Nach dem Wiederaufbau des Schlosses mit einer Kopie der historischen Fassaden soll das Humboldt-Forum bis Ende 2014 eröffnet werden. Parzinger sagte, der siegreiche Entwurf des Architekten Franco Stella müsse aus seiner Sicht nur in Details angepasst werden. Der Stiftungspräsident äußerte Sympathien für den Vorschlag einer Fußgängerpassage unter dem Boulevard Unter den Linden.

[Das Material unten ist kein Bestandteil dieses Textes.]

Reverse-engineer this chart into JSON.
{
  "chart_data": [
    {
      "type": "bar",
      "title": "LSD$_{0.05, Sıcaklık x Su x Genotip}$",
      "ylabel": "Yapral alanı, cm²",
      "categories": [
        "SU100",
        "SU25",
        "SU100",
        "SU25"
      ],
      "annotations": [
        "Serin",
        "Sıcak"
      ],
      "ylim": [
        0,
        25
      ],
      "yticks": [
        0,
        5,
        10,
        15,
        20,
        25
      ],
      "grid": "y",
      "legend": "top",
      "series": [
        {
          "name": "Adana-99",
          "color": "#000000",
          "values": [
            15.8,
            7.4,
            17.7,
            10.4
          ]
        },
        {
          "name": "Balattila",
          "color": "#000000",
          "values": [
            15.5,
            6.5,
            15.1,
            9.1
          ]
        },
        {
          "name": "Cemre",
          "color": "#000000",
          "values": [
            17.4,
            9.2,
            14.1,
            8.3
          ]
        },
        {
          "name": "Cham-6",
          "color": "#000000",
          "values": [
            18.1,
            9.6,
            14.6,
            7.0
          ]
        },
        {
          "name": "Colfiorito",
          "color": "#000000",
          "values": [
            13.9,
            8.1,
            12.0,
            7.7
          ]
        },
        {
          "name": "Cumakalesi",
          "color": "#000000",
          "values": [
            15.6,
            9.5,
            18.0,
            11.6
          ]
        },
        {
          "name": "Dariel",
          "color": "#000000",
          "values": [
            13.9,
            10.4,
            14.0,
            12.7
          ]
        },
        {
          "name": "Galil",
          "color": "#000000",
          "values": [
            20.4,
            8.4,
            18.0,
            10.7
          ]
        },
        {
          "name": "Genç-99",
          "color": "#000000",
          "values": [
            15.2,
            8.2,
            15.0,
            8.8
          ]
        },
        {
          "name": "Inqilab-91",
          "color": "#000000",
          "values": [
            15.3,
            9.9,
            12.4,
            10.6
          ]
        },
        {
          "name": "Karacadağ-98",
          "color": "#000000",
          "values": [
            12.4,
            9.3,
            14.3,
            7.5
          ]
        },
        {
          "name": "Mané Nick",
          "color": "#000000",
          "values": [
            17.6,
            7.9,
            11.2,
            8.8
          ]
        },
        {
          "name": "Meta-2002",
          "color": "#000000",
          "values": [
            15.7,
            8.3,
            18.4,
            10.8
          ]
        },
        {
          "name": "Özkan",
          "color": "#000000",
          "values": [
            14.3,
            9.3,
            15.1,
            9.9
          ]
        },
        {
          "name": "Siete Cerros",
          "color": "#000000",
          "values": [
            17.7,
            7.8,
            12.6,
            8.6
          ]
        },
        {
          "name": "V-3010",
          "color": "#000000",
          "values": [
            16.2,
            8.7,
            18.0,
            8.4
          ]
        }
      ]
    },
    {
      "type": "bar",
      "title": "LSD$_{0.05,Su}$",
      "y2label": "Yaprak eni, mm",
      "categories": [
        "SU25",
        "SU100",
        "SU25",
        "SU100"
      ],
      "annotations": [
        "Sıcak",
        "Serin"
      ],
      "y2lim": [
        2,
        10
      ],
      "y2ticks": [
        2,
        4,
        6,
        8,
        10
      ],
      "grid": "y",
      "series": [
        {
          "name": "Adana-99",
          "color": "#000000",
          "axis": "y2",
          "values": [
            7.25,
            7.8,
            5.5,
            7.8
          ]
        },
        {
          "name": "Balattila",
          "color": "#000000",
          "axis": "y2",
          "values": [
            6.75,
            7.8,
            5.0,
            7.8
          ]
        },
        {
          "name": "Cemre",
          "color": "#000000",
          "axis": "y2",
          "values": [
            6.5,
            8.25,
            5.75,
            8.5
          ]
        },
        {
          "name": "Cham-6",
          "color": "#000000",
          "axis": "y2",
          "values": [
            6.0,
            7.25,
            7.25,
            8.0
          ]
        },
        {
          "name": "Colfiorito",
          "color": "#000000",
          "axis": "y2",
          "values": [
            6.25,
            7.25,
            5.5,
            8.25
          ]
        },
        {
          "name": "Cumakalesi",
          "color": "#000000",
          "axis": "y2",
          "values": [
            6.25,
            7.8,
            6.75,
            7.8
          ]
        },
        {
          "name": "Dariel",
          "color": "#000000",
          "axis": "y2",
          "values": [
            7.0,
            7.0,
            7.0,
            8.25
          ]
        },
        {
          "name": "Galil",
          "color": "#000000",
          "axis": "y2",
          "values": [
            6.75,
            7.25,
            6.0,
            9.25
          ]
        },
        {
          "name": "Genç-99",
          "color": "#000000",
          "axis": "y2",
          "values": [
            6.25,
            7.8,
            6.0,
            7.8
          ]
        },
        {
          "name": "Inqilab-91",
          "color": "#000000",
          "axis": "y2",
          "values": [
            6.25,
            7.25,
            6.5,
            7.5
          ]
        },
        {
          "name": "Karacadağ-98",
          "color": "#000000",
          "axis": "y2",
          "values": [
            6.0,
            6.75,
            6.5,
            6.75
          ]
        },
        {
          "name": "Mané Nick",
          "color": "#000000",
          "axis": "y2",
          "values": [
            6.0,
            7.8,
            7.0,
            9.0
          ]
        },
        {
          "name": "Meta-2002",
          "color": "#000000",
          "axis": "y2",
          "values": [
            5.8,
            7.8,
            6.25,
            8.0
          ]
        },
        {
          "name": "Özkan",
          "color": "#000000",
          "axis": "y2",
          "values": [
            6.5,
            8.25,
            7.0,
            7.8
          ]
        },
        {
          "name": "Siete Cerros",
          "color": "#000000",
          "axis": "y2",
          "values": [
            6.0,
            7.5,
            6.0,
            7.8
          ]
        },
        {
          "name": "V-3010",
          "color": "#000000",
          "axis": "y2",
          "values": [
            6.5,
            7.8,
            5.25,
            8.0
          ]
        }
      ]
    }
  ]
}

Anders als etwa das Pariser Museum der Weltkulturen "Quai Branly", das die Zeugnisse außereuropäischer Kulturen ausschließlich als Kunstwerke inszeniere, wollten das Ethnologische und das Asiatische Museum im Humboldt-Forum zum Beispiel auch die Entwicklung der Menschheit im Wechselspiel mit dem Naturraum thematisieren. "Eine afrikanische Maske ist ein Kunstobjekt, sie gibt aber auch Aufschluss über Abstammungsglauben und die Struktur von Gesellschaften", sagte Parzinger.